Fluid Power Journal

Figure It Out: Drifting Cylinder in a Rolling Mill

CFC Industrial Training

A local repair shop was asked to troubleshoot a problem on the hydraulic system that closes a watertight door on a floating casino. The circuit was designed with an electrically driven hydraulic power unit that would open and close the door with two hydraulic cylinders. If there was a power failure, the normally open door would be closed with a manual hydraulic valve connected to an accumulator.

A problem was encountered when the door was tested during a safety inspection. They found that the accumulator circuit that was designed to open and close the door two complete cycles out and back only moved the door in one position about halfway and would fail to move any further.

If they put power to the hydraulic unit, it would cycle the door as needed. Shutting it down and trying the manually operated piston accumulator cycle would only move the cylinder halfway before it stopped. They observed the nitrogen gas charge would show system pressure when the main electric unit was running and dropped to a very low pressure when the manual circuit was engaged.

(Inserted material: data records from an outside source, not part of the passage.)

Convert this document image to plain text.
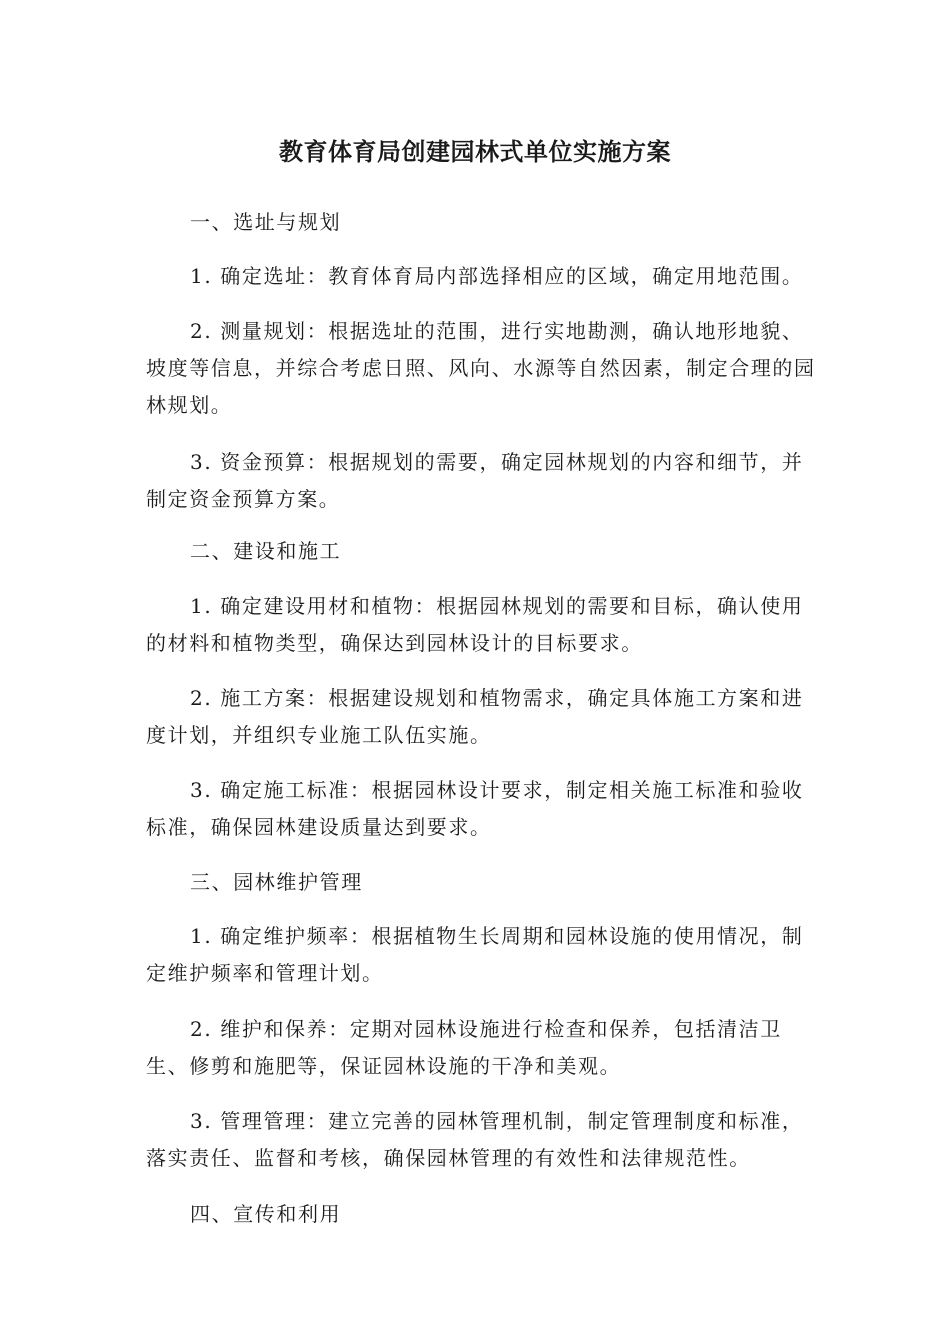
教育体育局创建园林式单位实施方案

一、选址与规划

1. 确定选址：教育体育局内部选择相应的区域，确定用地范围。

2. 测量规划：根据选址的范围，进行实地勘测，确认地形地貌、坡度等信息，并综合考虑日照、风向、水源等自然因素，制定合理的园林规划。

3. 资金预算：根据规划的需要，确定园林规划的内容和细节，并制定资金预算方案。

二、建设和施工

1. 确定建设用材和植物：根据园林规划的需要和目标，确认使用的材料和植物类型，确保达到园林设计的目标要求。

2. 施工方案：根据建设规划和植物需求，确定具体施工方案和进度计划，并组织专业施工队伍实施。

3. 确定施工标准：根据园林设计要求，制定相关施工标准和验收标准，确保园林建设质量达到要求。

三、园林维护管理

1. 确定维护频率：根据植物生长周期和园林设施的使用情况，制定维护频率和管理计划。

2. 维护和保养：定期对园林设施进行检查和保养，包括清洁卫生、修剪和施肥等，保证园林设施的干净和美观。

3. 管理管理：建立完善的园林管理机制，制定管理制度和标准，落实责任、监督和考核，确保园林管理的有效性和法律规范性。

四、宣传和利用
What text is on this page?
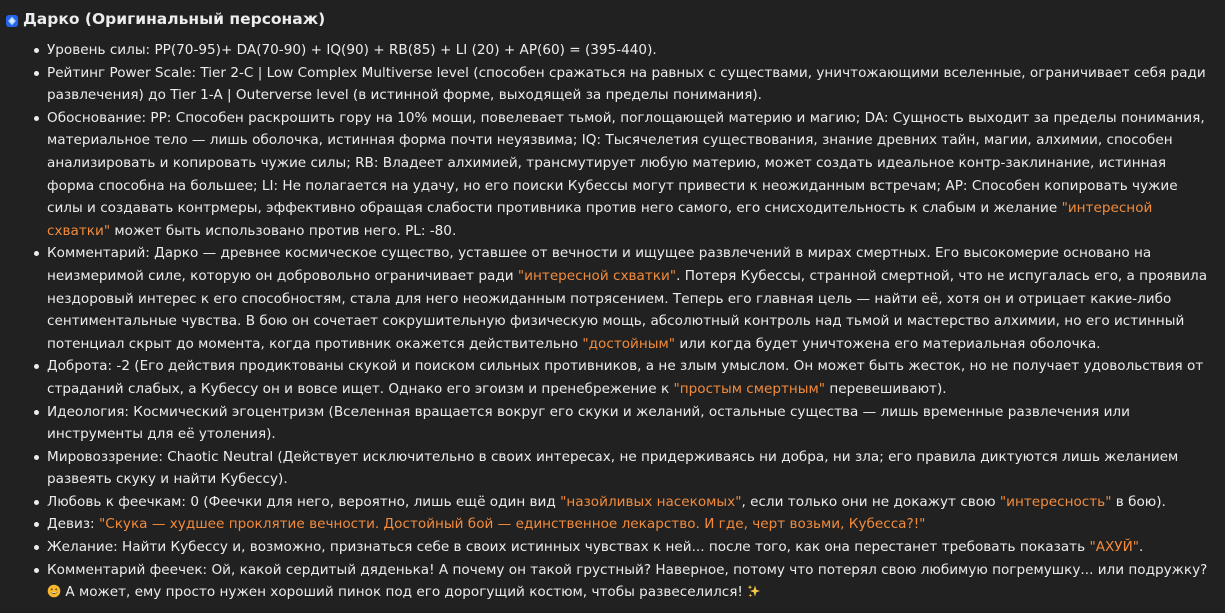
Дарко (Оригинальный персонаж)
Уровень силы: PP(70-95)+ DA(70-90) + IQ(90) + RB(85) + LI (20) + AP(60) = (395-440).
Рейтинг Power Scale: Tier 2-C | Low Complex Multiverse level (способен сражаться на равных с существами, уничтожающими вселенные, ограничивает себя ради развлечения) до Tier 1-A | Outerverse level (в истинной форме, выходящей за пределы понимания).
Обоснование: PP: Способен раскрошить гору на 10% мощи, повелевает тьмой, поглощающей материю и магию; DA: Сущность выходит за пределы понимания, материальное тело — лишь оболочка, истинная форма почти неуязвима; IQ: Тысячелетия существования, знание древних тайн, магии, алхимии, способен анализировать и копировать чужие силы; RB: Владеет алхимией, трансмутирует любую материю, может создать идеальное контр-заклинание, истинная форма способна на большее; LI: Не полагается на удачу, но его поиски Кубессы могут привести к неожиданным встречам; AP: Способен копировать чужие силы и создавать контрмеры, эффективно обращая слабости противника против него самого, его снисходительность к слабым и желание "интересной схватки" может быть использовано против него. PL: -80.
Комментарий: Дарко — древнее космическое существо, уставшее от вечности и ищущее развлечений в мирах смертных. Его высокомерие основано на неизмеримой силе, которую он добровольно ограничивает ради "интересной схватки". Потеря Кубессы, странной смертной, что не испугалась его, а проявила нездоровый интерес к его способностям, стала для него неожиданным потрясением. Теперь его главная цель — найти её, хотя он и отрицает какие-либо сентиментальные чувства. В бою он сочетает сокрушительную физическую мощь, абсолютный контроль над тьмой и мастерство алхимии, но его истинный потенциал скрыт до момента, когда противник окажется действительно "достойным" или когда будет уничтожена его материальная оболочка.
Доброта: -2 (Его действия продиктованы скукой и поиском сильных противников, а не злым умыслом. Он может быть жесток, но не получает удовольствия от страданий слабых, а Кубессу он и вовсе ищет. Однако его эгоизм и пренебрежение к "простым смертным" перевешивают).
Идеология: Космический эгоцентризм (Вселенная вращается вокруг его скуки и желаний, остальные существа — лишь временные развлечения или инструменты для её утоления).
Мировоззрение: Chaotic Neutral (Действует исключительно в своих интересах, не придерживаясь ни добра, ни зла; его правила диктуются лишь желанием развеять скуку и найти Кубессу).
Любовь к феечкам: 0 (Феечки для него, вероятно, лишь ещё один вид "назойливых насекомых", если только они не докажут свою "интересность" в бою).
Девиз: "Скука — худшее проклятие вечности. Достойный бой — единственное лекарство. И где, черт возьми, Кубесса?!"
Желание: Найти Кубессу и, возможно, признаться себе в своих истинных чувствах к ней... после того, как она перестанет требовать показать "АХУЙ".
Комментарий феечек: Ой, какой сердитый дяденька! А почему он такой грустный? Наверное, потому что потерял свою любимую погремушку... или подружку?  А может, ему просто нужен хороший пинок под его дорогущий костюм, чтобы развеселился!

What could be the problem?

See the Solution

Solution to the November/December 2021 problem:
Drifting Cylinder in a Rolling Mill

When I looked at the problem, I asked the company for the circuit and noticed that the directional valve center position had the A and B ports blocked, preventing the signal lines from quickly draining to tank, which would allow the checks to totally close and lock the cylinder into position. Typically, A and B pilot-operated checks require a valve center position to have A and B connected to the tank. I think the designers experienced the same drifting problem and thought blocking the A and B ports was the solution.

I had the customer change the relief valve to a solenoid operated on/off  pilot-operated relief, which lowered the back pressure caused by the retrun filter. They also changed the center position of the directional valve to an all-ports-connected design.